4.定着化:経営層がDomoを積極的に活用し、社内に浸透
データアナリティクス部は、人によって異なっていた集計データの定義を統一することから始めました。その上で、データアナリティクス部でデータの集計を行い公開した数値を正式なデータとしました。
「これまでバラバラに使われていたデータを、データアナリティクス部で管理する中央集権型での運用をしています。データ集計の結果は、Domoに集約し、いつでもブラウザで見られるようになりました」(伊達氏)
2021年以降、データアナリティクス部門にて、トップページのデザインを複数回改修したり、グラフのデザインを統一したりして、よりDomoの表現力を向上させ、利用率を高めています。
「公開しているダッシュボードの一覧をトップページに掲載したことで、全体が把握でき、トップページからワンクリックで、目的のページに到達できるようになりました。一覧が文字だけでは見にくいので、カテゴリにアイコンを追加して見やすくしています」(佐藤氏)
トップページを改修したあと、ユーザーに操作性についてアンケート調査を行ったところ、概ね好評でした。その後の利用状況も改善しています。
「アンケートは役員にも実施しました。そのような取り組みをきっかけに役員もDomoのダッシュボードに注目するようになり、全社的にDomo活用が推進されるようになりました。経営層が見ていることで、Domoでデータを確認する文化が形成され、今は、営業部門は新聞をチェックするように、毎日Domoで営業データを確認して、活動に活かしています」(伊達氏)
「役員定例会の営業部門の報告では、Domoの画面を投影して説明がなされ、役員間での情報共有も活発に行われています。期間の変更や、項目の深掘りなどがその場でできるので、他の役員の関心も高まり、利用が促進されました」(佐藤氏)
<トップページデザインの変遷>
5.導入後の効果:データ活用が定着するに連れ、業績も向上
Domoを導入してから、営業の日次データ、経営会議のデータ作成はほぼ自動化されました。
「セキュリティの関係で、情報系システムのデータをエクスポートした後、顧客情報などを削除したデータを毎朝手動でDomoにアップロードして、営業の日次データを作成しています。これまでの作業に比べて作業時間を約87%削減できています。リアルタイムでのデータ閲覧も可能になり、データの精度も高まっています」(佐藤氏)
企画部門では、Domoのダッシュボードのデータを確認して、次の企画を行うことが定着しました。
「最近入社した方から『データがなかったころはどうやって企画をしていたのですか?』と不思議がられるほど、Domoのデータを見て考えることが当たり前になっています」(伊達氏)
主要なデータが常にダッシュボードで確認できるようになり、急なデータ提供依頼にも対応できるようになりました。
「広報から外貨預金の動向について、急ぎでデータが欲しいという依頼がありました。
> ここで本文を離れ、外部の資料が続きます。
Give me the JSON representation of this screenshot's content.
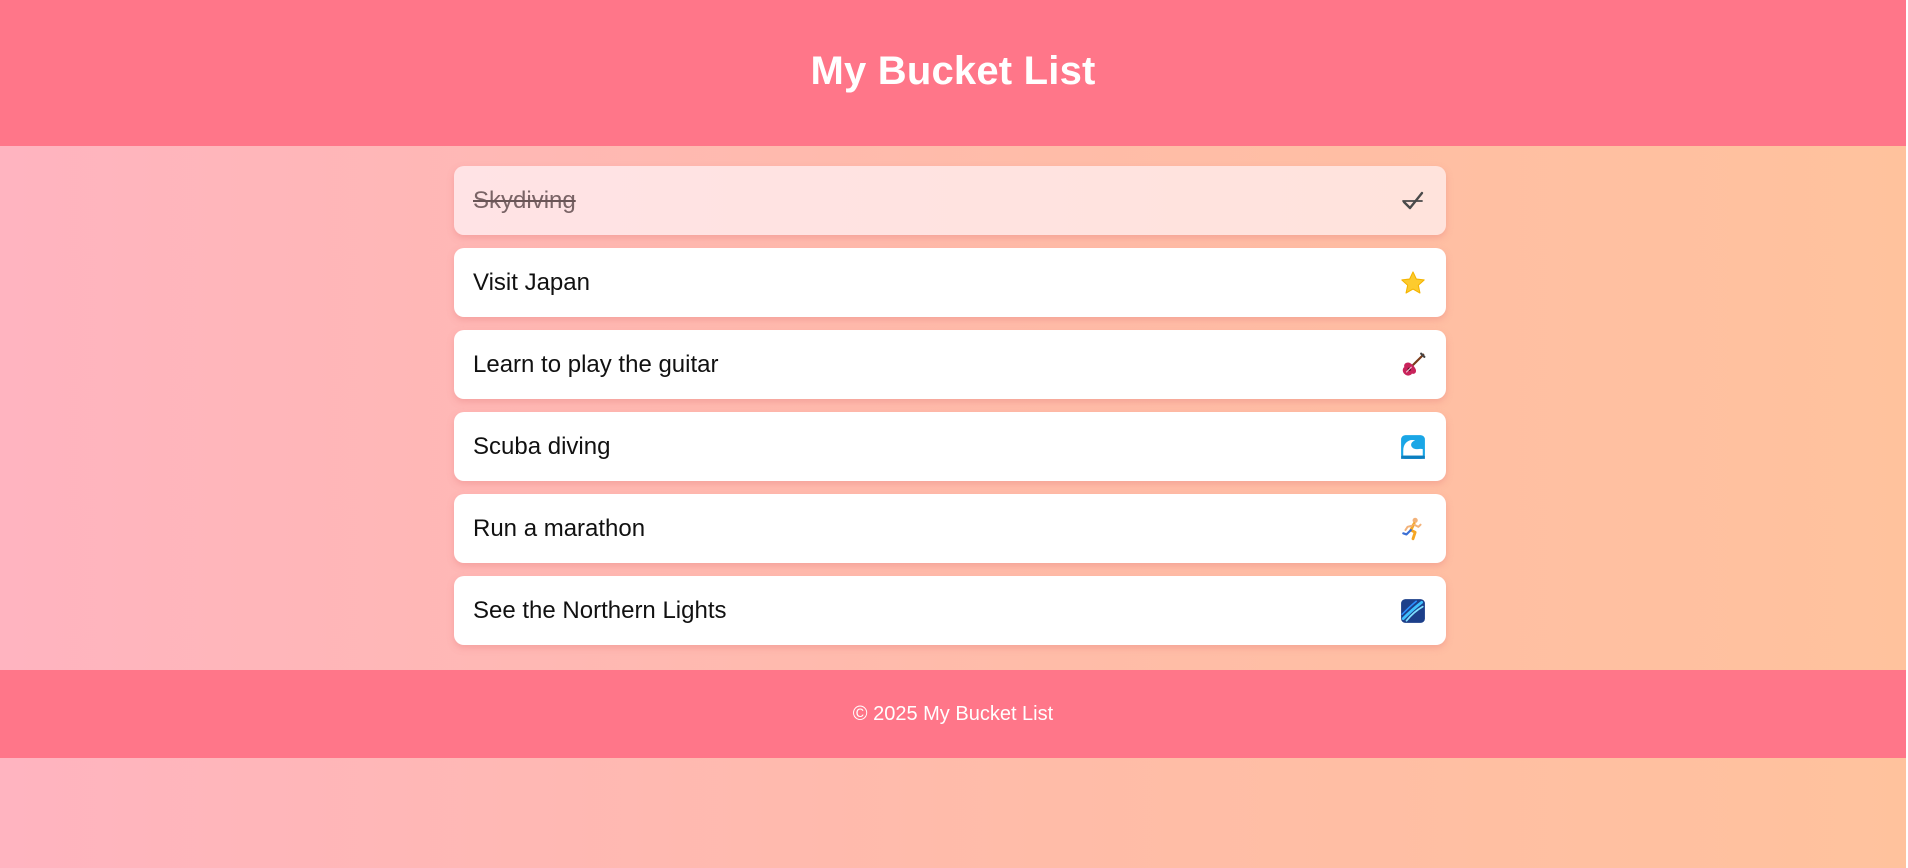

もともと外貨預金の残高、申込み件数、口座数などは営業部のKPIとしてダッシュボードにありましたので、短時間でデータを提供でき、翌日メディアにソニー銀行の社名とともに内容が掲載されました。この影響で、外貨預金の新規口座開設申し込み件数が通常に比べて40%増加となりました」(伊達氏)
「直近の3年間で特に外貨預金の残高において当行のシェアが伸びています。他行が軒並み外貨預金が減少している中で、過去最高シェアの約9%となっており、業界全体の残高数が2割減のところ、当行はほぼ横ばいとなっています。データ活用により顧客ニーズに合わせた商品開発を行うという当初の目的の成果の表れとしてとらえています。Domoの利⽤増加に伴い、2018年と比べて2022年の業務粗利益は65%増加、経常利益は122%増加しており、営業業務の改善の成果ととらえています」(伊達氏)
“現在は営業部門とデータ部門では役割が明確化し、データに関する業務は主にデータ部門が行っているので、その分営業部門は営業戦略や企画に時間を割くことができています。営業部門から『こんなデータを見たい・分析してほしい』という依頼が増えていて、期待されていることを実感します”
※記載内容は2023年8月に行なった取材内容に基づくものです。